The plugin integrates with our broader optillm project which has other inference optimization techniques. You can combine SPL with methods like mixture-of-agents or MCTS using the "&" operator.

Next I'm thinking about meta-learning - having the system learn how to create better strategies more efficiently. Also exploring collaborative strategy sharing.

Would love to hear thoughts on the approach or if anyone has ideas for other problem domains where this might be useful!

codelion · 2025-05-28T13:41:28 1748439688

Hey, yes the reported results do not restrict any time limit or token limit for the benchmarks. We run our baseline with the same config 0.6 temp and max_token 32k but we set a timeout after 600 secs. Otherwise it would take forever to benchmark with the resources we had. I have a note in the actual paper on that in the implementation details section.

lostmsu · 2025-05-28T14:46:31 1748443591

GPQA-Diamond is 200 questions. Any GPU since 2019 with 12GB of VRAM should be able to run tens if not hundreds of queries for a 1.5B model in parallel.
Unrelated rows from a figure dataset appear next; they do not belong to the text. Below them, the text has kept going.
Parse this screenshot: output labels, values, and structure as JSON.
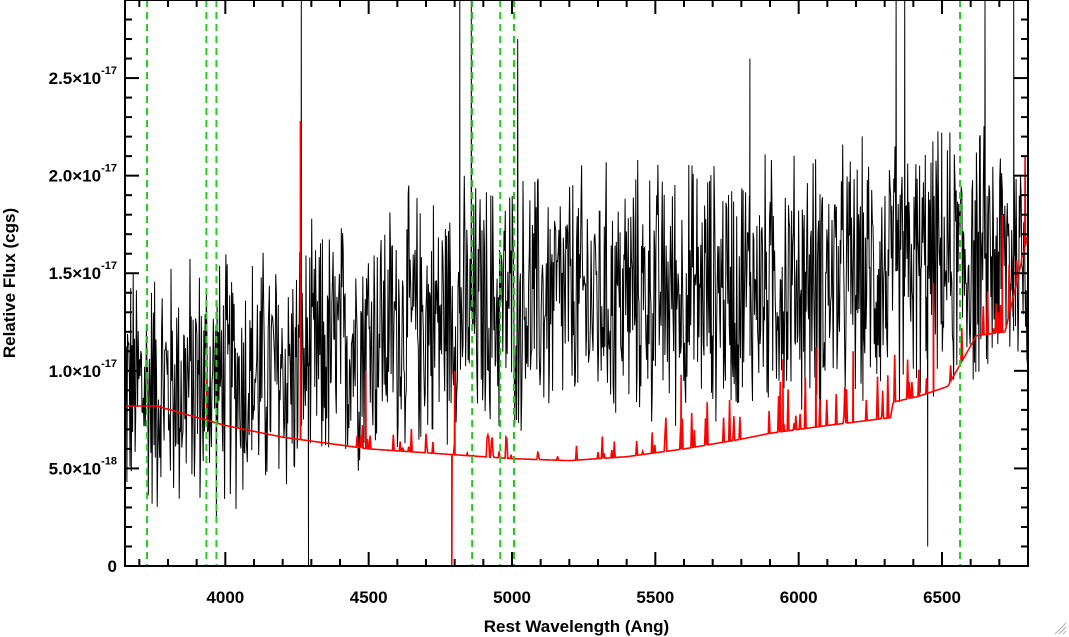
{
  "chart_data": {
    "type": "line",
    "xlabel": "Rest Wavelength (Ang)",
    "ylabel": "Relative Flux (cgs)",
    "xlim": [
      3650,
      6800
    ],
    "ylim": [
      0,
      2.9e-17
    ],
    "x_ticks": [
      {
        "value": 4000,
        "label": "4000"
      },
      {
        "value": 4500,
        "label": "4500"
      },
      {
        "value": 5000,
        "label": "5000"
      },
      {
        "value": 5500,
        "label": "5500"
      },
      {
        "value": 6000,
        "label": "6000"
      },
      {
        "value": 6500,
        "label": "6500"
      }
    ],
    "x_minor_step": 100,
    "y_ticks": [
      {
        "value": 0,
        "mantissa": "0",
        "exponent": ""
      },
      {
        "value": 5e-18,
        "mantissa": "5.0×10",
        "exponent": "-18"
      },
      {
        "value": 1e-17,
        "mantissa": "1.0×10",
        "exponent": "-17"
      },
      {
        "value": 1.5e-17,
        "mantissa": "1.5×10",
        "exponent": "-17"
      },
      {
        "value": 2e-17,
        "mantissa": "2.0×10",
        "exponent": "-17"
      },
      {
        "value": 2.5e-17,
        "mantissa": "2.5×10",
        "exponent": "-17"
      }
    ],
    "y_minor_step": 1e-18,
    "grid": false,
    "reference_lines": {
      "color": "#22cc22",
      "style": "dashed",
      "x": [
        3727,
        3934,
        3969,
        4861,
        4959,
        5007,
        6563
      ]
    },
    "series": [
      {
        "color": "#000000",
        "style": "noisy-spectrum",
        "continuum": [
          [
            3650,
            9e-18
          ],
          [
            4000,
            9.5e-18
          ],
          [
            4250,
            1e-17
          ],
          [
            4500,
            1.2e-17
          ],
          [
            5000,
            1.35e-17
          ],
          [
            5500,
            1.4e-17
          ],
          [
            6000,
            1.45e-17
          ],
          [
            6300,
            1.5e-17
          ],
          [
            6500,
            1.55e-17
          ],
          [
            6800,
            1.6e-17
          ]
        ],
        "noise_amplitude": 5.5e-18,
        "spikes": [
          [
            4265,
            2.9e-17
          ],
          [
            4818,
            2.9e-17
          ],
          [
            4858,
            2.9e-17
          ],
          [
            6340,
            2.9e-17
          ],
          [
            6370,
            2.9e-17
          ],
          [
            6650,
            2.9e-17
          ],
          [
            6750,
            2.9e-17
          ],
          [
            5020,
            2.7e-17
          ],
          [
            5830,
            2.6e-17
          ],
          [
            6450,
            1e-18
          ],
          [
            4290,
            0.0
          ]
        ]
      },
      {
        "color": "#ff0000",
        "style": "model-spectrum",
        "continuum": [
          [
            3650,
            8.2e-18
          ],
          [
            3760,
            8.2e-18
          ],
          [
            4000,
            7.2e-18
          ],
          [
            4200,
            6.6e-18
          ],
          [
            4300,
            6.4e-18
          ],
          [
            4500,
            6e-18
          ],
          [
            4800,
            5.7e-18
          ],
          [
            5000,
            5.5e-18
          ],
          [
            5200,
            5.4e-18
          ],
          [
            5400,
            5.6e-18
          ],
          [
            5600,
            6e-18
          ],
          [
            5800,
            6.5e-18
          ],
          [
            5900,
            6.8e-18
          ],
          [
            6100,
            7.2e-18
          ],
          [
            6320,
            7.6e-18
          ],
          [
            6330,
            8.4e-18
          ],
          [
            6420,
            8.7e-18
          ],
          [
            6520,
            9.2e-18
          ],
          [
            6570,
            1.05e-17
          ],
          [
            6620,
            1.18e-17
          ],
          [
            6720,
            1.2e-17
          ],
          [
            6800,
            1.7e-17
          ]
        ],
        "spikes": [
          [
            3935,
            9.7e-18
          ],
          [
            4262,
            2.28e-17
          ],
          [
            4490,
            1e-17
          ],
          [
            4800,
            1e-17
          ],
          [
            5590,
            9.8e-18
          ],
          [
            5945,
            1.06e-17
          ],
          [
            6060,
            1.12e-17
          ],
          [
            6190,
            1.1e-17
          ],
          [
            6470,
            1.45e-17
          ],
          [
            6710,
            1.8e-17
          ],
          [
            6790,
            2.1e-17
          ],
          [
            6800,
            2.35e-17
          ]
        ],
        "dips": [
          [
            4790,
            0.0
          ]
        ]
      }
    ]
  }
}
codelion · 2025-05-28T15:02:09 1748444529

If we try to benchmark GPQA-Diamond with DeepSeek-R1 in the suggested configuration of 0.6 temp and 32k max_tokens and say if every instance takes the maximum tokens it will require 6.4 M tokens. Which without batching on a single H100 at 80 tok/s will take 23 hrs to run. To run with 32k context length on a single H100 a 1.5B model will require ~15-20 GB VRAM so you cannot run 10s or 100s of queries in parallel.

MMLU-PRO is 12,000 instances. To avoid this we set a 600 seconds timeout for each instance to run.